Dans sa première décision du 21 mai 2015, se rapportant à la gestion policière des militant.es de la Ligue des droits de l’Homme aux abords d’une cérémonie en présence du ministre de l’Intérieur deux ans auparavant, le Défenseur des droits avait constaté qu’il n’existait aucun cadre légal ni cadre d’emploi relatifs à la pratique policière de la nasse.
Celui-ci avait ensuite précisé, dans un rapport publié en 2017, que la pratique ne faisait l’objet d’aucun enseignement officiel.
Cette première décision n’est pas dénuée d’intérêt, puisqu’en réponse aux observations du Défenseur des droits, la préfecture de police avait indiqué que la nasse contestée – appliquée durant 3h sur un petit groupe de personnes d’âge avancé – était nécessaire « compte tenu de la méconnaissance des intentions réelles des manifestants ».
Ainsi, en dépit des déclarations unanimes des manifestant.es qui souhaitaient rentrer chez elleux, l’autorité de police avait opté pour le maintien de la mesure litigieuse. Cette position dévoile-t-elle une approche criminalisante des manifestant.es ? A défaut de pouvoir lire leurs « intentions réelles » la position des autorités qui porte atteinte à la liberté d’aller et de venir dans le but de prévenir d’hypothétiques infractions, n’est-elle pas fondée sur une présomption de trouble ?
A rebours des déclarations précitées, les autorités d’un pays voisin de la France, le Royaume-Uni, semblent exprimer une position située dans le prolongement de la présomption d’innocence et du principe de légalité des délits et des peines. Celles-ci retiennent que : « le point de départ du maintien de l’ordre est la présomption en faveur des manifestants (…) il n’existe en droit national aucune base légale décrivant les manifestations comme une activité intrinsèquement illégale ».
Dès lors, la forte multiplication de la pratique des nasses policières indifférenciées en France répond-elle mécaniquement à des faits de délinquance, qui seraient devenus à la fois systématiques et imputables à la participation de l’ensemble des manifestant.es, ou bien poursuit-elle des finalités différentes ?

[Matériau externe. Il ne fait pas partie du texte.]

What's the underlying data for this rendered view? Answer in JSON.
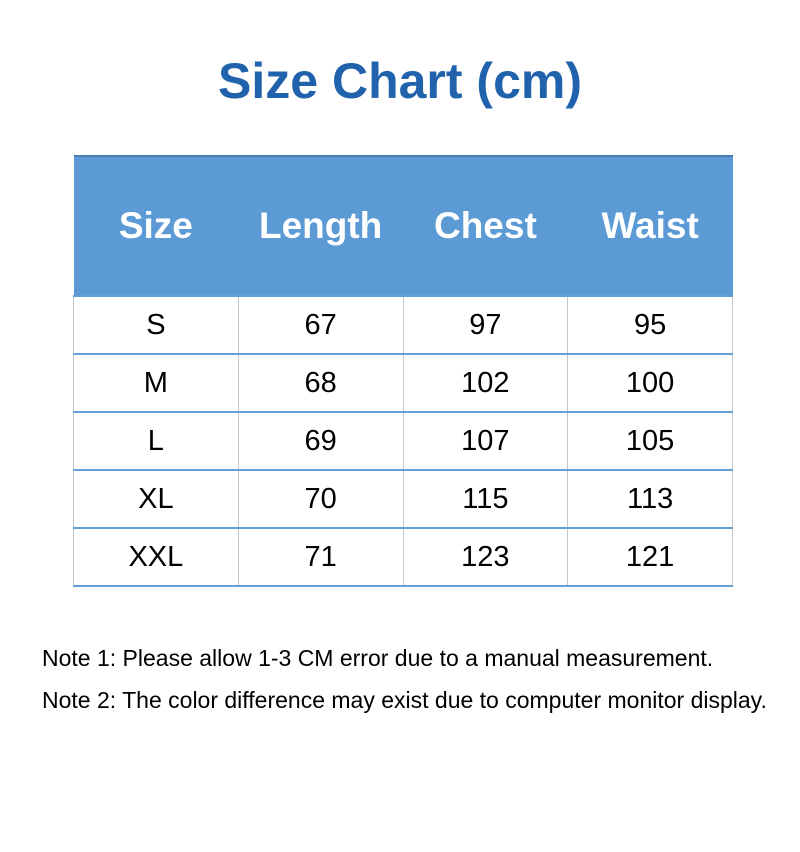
{
  "title": "Size Chart (cm)",
  "table": {
    "headers": [
      "Size",
      "Length",
      "Chest",
      "Waist"
    ],
    "rows": [
      [
        "S",
        "67",
        "97",
        "95"
      ],
      [
        "M",
        "68",
        "102",
        "100"
      ],
      [
        "L",
        "69",
        "107",
        "105"
      ],
      [
        "XL",
        "70",
        "115",
        "113"
      ],
      [
        "XXL",
        "71",
        "123",
        "121"
      ]
    ]
  },
  "notes": [
    "Note 1: Please allow 1-3 CM error due to a manual measurement.",
    "Note 2: The color difference may exist due to computer monitor display."
  ],
  "colors": {
    "title": "#2062ab",
    "header_bg": "#5b9ad5",
    "header_text": "#ffffff",
    "header_top_border": "#4a7fb5",
    "row_border": "#65a0d6",
    "col_border": "#bfc7d1",
    "body_text": "#000000"
  },
  "chart_data": {
    "type": "table",
    "title": "Size Chart (cm)",
    "units": "cm",
    "columns": [
      "Size",
      "Length",
      "Chest",
      "Waist"
    ],
    "rows": [
      {
        "size": "S",
        "length": 67,
        "chest": 97,
        "waist": 95
      },
      {
        "size": "M",
        "length": 68,
        "chest": 102,
        "waist": 100
      },
      {
        "size": "L",
        "length": 69,
        "chest": 107,
        "waist": 105
      },
      {
        "size": "XL",
        "length": 70,
        "chest": 115,
        "waist": 113
      },
      {
        "size": "XXL",
        "length": 71,
        "chest": 123,
        "waist": 121
      }
    ],
    "notes": [
      "Note 1: Please allow 1-3 CM error due to a manual measurement.",
      "Note 2: The color difference may exist due to computer monitor display."
    ]
  }
}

Comparée aux assignations à résidence, ainsi qu’à d’autres mesures de police préventives appliquées à des individus considérés en raison de leur dangerosité potentielle (appelées « MICAS » dans le vocabulaire juridique, depuis l’adoption de la loi SILT en 2017), la nasse policière ne présente évidemment pas la même intensité dans la restriction des libertés publiques, en particulier de la liberté d’aller et venir.
En dépit de cette différence, faut-il pour autant exclure la nasse des interrogations relatives à la multiplication de pratiques policières administratives et judiciaires exceptionnelles en France, identifiables par leur caractère à la fois préventif, dérogatoire et liberticide ?

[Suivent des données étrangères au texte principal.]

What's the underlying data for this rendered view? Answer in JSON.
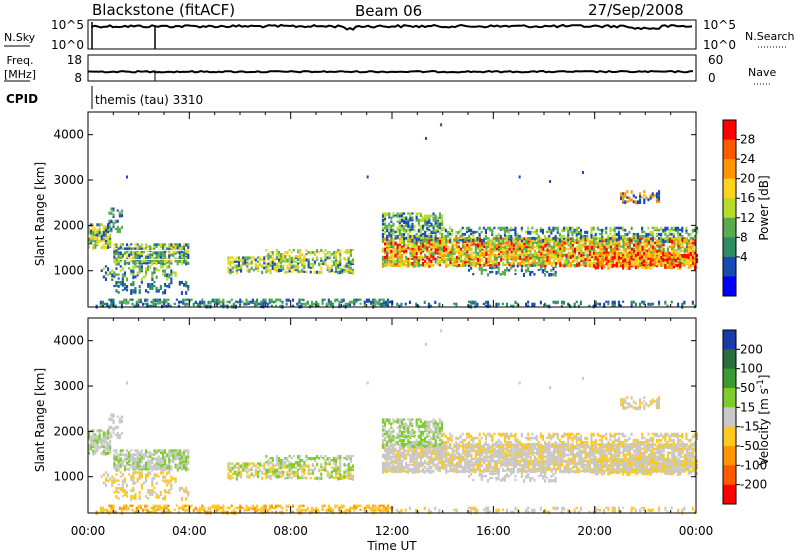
{
  "header": {
    "station": "Blackstone (fitACF)",
    "beam": "Beam 06",
    "date": "27/Sep/2008"
  },
  "panel_labels": {
    "nsky": "N.Sky",
    "nsearch": "N.Search",
    "freq_line1": "Freq.",
    "freq_line2": "[MHz]",
    "nave": "Nave",
    "cpid": "CPID",
    "cpid_value": "themis (tau) 3310"
  },
  "chart_data": [
    {
      "type": "line",
      "panel": "noise",
      "left_ticks": [
        "10^5",
        "10^0"
      ],
      "right_ticks": [
        "10^5",
        "10^0"
      ]
    },
    {
      "type": "line",
      "panel": "frequency",
      "left_ticks": [
        "18",
        "8"
      ],
      "right_ticks": [
        "60",
        "0"
      ]
    },
    {
      "type": "heatmap",
      "panel": "power",
      "ylabel": "Slant Range [km]",
      "yticks": [
        "4000",
        "3000",
        "2000",
        "1000"
      ],
      "ylim": [
        200,
        4500
      ],
      "xlim": [
        "00:00",
        "24:00"
      ],
      "colorbar": {
        "label": "Power [dB]",
        "ticks": [
          "28",
          "24",
          "20",
          "16",
          "12",
          "8",
          "4"
        ],
        "colors": [
          "#ff0000",
          "#ff5a00",
          "#ff9600",
          "#ffd21e",
          "#b4dc28",
          "#5aaa50",
          "#2d8c64",
          "#1a4ab4",
          "#0000ff"
        ]
      }
    },
    {
      "type": "heatmap",
      "panel": "velocity",
      "ylabel": "Slant Range [km]",
      "yticks": [
        "4000",
        "3000",
        "2000",
        "1000"
      ],
      "ylim": [
        200,
        4500
      ],
      "xlim": [
        "00:00",
        "24:00"
      ],
      "xticks": [
        "00:00",
        "04:00",
        "08:00",
        "12:00",
        "16:00",
        "20:00",
        "00:00"
      ],
      "xlabel": "Time UT",
      "colorbar": {
        "label": "Velocity [m s^-1]",
        "ticks": [
          "200",
          "100",
          "50",
          "15",
          "-15",
          "-50",
          "-100",
          "-200"
        ],
        "colors": [
          "#1a3caa",
          "#2a6e3c",
          "#3c9a32",
          "#7ccd2a",
          "#c8c8c8",
          "#ffc81e",
          "#ff9600",
          "#ff5a00",
          "#ff0000"
        ]
      }
    }
  ]
}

Il apparaît que la hausse de ces pratiques coïncide avec la montée en puissance d’une nouvelle « doctrine » juridique, née dans les années 1980, sous la plume d’un professeur allemand, M. Günther Jakobs, et désignée sous le nom de « droit pénal de l’ennemi ».

Préambule

      

Alors même que la perception des droits et libertés fondamentaux qu’elle propose – dont la garantie par l’État serait uniquement conditionnée à la loyauté politique des individus – constitue une véritable contre-révolution juridique, philosophique et politique, la théorie du « droit de l’ennemi » semble poursuivre un développement concret dans l’adoption de lois et de pratiques polémiques au sein d’États autoritaires, mais également dans certains États considérés jusqu’à présent comme démocratiques.